As his friend and colleague, I had the opportunity to watch that unique mind at work in many settings. At UCLA, for example, Peter led a seminar in which at the start of the term doctoral students explored with one another the unrefined kernels of their concepts for dissertation research. As the term went on, through repeated presentations and collegial interactions, class members refined their concepts and developed their research designs. On several occasions I attended the seminars at the invitation of my own dissertation advisees who had enrolled. He suggested strategies for data collection and analysis for each of them that seemed feasible and realistic, enhancing the value of their research to the field and to policy making. He seemed quite comfortable suggesting that students use data or analytical approaches that he himself had never used in his research, and he quoted authors whose writings I associated with at least half a dozen disciplines. Though his knowledge was both deep and broad, he was focusing on helping the students and not at all on demonstrating his familiarity with the literature.

 

Peter was a quiet man whose modesty was absolutely genuine. His personal relationships with colleagues and students there were utterly lacking in pretension or posturing. He was a patient listener and his gentle suggestions as to how to improve an essay or where one might consider going for vacation were genuinely meant to be helpful and they almost always were.

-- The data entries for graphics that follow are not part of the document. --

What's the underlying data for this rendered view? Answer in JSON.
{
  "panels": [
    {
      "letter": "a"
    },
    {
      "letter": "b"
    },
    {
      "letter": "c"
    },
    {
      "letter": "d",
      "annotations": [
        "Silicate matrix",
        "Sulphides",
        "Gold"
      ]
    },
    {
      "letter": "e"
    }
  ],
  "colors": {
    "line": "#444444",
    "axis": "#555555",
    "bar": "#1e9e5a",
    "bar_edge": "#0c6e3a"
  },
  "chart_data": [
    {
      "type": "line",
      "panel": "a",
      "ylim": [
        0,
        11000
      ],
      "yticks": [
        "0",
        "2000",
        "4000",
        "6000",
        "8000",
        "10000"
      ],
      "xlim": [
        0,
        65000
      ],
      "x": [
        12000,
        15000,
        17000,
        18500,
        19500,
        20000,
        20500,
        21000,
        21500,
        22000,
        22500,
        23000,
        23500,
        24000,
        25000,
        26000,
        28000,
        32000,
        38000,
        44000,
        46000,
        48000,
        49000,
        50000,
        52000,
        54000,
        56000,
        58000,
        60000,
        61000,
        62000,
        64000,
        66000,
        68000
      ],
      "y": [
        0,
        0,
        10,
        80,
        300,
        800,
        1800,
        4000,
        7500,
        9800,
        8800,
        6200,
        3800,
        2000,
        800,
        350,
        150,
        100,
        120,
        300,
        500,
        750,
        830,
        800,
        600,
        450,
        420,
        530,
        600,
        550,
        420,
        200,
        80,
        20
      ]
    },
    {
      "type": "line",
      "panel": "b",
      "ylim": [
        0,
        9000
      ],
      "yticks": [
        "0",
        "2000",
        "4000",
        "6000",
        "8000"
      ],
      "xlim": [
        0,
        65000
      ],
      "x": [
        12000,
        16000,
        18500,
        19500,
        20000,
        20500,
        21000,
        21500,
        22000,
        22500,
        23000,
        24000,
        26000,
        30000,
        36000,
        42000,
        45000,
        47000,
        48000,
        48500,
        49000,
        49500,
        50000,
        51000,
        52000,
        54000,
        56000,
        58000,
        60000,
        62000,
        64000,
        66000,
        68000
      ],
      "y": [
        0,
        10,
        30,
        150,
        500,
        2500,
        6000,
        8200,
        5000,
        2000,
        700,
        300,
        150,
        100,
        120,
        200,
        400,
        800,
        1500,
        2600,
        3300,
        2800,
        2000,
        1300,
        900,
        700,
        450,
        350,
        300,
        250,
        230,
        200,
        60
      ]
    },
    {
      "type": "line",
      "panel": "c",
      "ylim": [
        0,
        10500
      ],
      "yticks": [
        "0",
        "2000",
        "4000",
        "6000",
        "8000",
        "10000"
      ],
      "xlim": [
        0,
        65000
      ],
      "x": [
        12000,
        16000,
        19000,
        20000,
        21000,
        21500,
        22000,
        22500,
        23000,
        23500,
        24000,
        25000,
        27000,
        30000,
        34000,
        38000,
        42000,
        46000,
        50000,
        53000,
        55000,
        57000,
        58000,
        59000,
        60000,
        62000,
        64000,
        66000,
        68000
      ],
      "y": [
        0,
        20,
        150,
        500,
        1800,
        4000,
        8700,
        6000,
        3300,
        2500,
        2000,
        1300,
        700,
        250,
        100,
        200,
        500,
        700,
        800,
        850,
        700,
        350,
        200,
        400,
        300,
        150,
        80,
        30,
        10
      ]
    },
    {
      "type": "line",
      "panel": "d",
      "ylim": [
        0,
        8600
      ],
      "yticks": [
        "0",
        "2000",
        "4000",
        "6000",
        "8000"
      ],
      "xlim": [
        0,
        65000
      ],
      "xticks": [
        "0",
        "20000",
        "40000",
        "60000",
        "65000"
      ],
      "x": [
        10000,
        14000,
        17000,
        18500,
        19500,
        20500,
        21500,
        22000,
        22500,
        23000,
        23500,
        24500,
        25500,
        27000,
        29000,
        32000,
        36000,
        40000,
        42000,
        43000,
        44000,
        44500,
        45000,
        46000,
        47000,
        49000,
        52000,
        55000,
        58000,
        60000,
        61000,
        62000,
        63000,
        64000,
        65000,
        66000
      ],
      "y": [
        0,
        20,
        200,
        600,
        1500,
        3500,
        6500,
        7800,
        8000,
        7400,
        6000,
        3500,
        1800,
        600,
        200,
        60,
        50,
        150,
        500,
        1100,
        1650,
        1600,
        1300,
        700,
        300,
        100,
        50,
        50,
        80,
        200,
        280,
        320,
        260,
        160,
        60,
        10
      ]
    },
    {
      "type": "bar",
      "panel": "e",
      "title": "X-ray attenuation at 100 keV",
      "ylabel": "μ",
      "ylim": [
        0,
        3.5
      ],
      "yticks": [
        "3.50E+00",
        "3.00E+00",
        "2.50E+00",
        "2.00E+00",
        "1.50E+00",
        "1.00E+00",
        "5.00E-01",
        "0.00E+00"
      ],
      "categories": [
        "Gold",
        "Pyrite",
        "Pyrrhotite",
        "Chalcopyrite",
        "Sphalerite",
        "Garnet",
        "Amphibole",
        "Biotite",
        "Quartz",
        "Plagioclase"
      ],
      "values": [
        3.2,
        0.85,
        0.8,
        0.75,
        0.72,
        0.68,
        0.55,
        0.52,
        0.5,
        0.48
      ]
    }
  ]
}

He accepted public speaking engagements and professional leadership opportunities with sincere reluctance. As department chairman in urban planning at UCLA he had little patience for bureaucracy, rules, and paperwork. From the first day in office he looked forward to the end of his tenure, but while responsible for leading the Department he focused sharply on the shared values of the community and insisted that senior administrators treat students, staff, and junior faculty with respect and that they be fairly supported.

 

Peter was married to the distinguished architectural historian and feminist Dolores Hayden. The family moved to Connecticut in 1991 where Peter lectured in sociology at Yale for over a decade together, Peter, Dolores, and their daughter, Laura, welcomed their friends into their home with warm informality, sharing their poetry, their quilt collection, and their ideas about cities and social institutions. Peter will be missed by all who knew his writings and benefited from his teaching and scholarly advising. Those of us who knew him personally will also remember with fondness his quiet warmth, the depth of his thinking, and his unique ability to link the intellectual lessons of his work with the humanity of his daily life.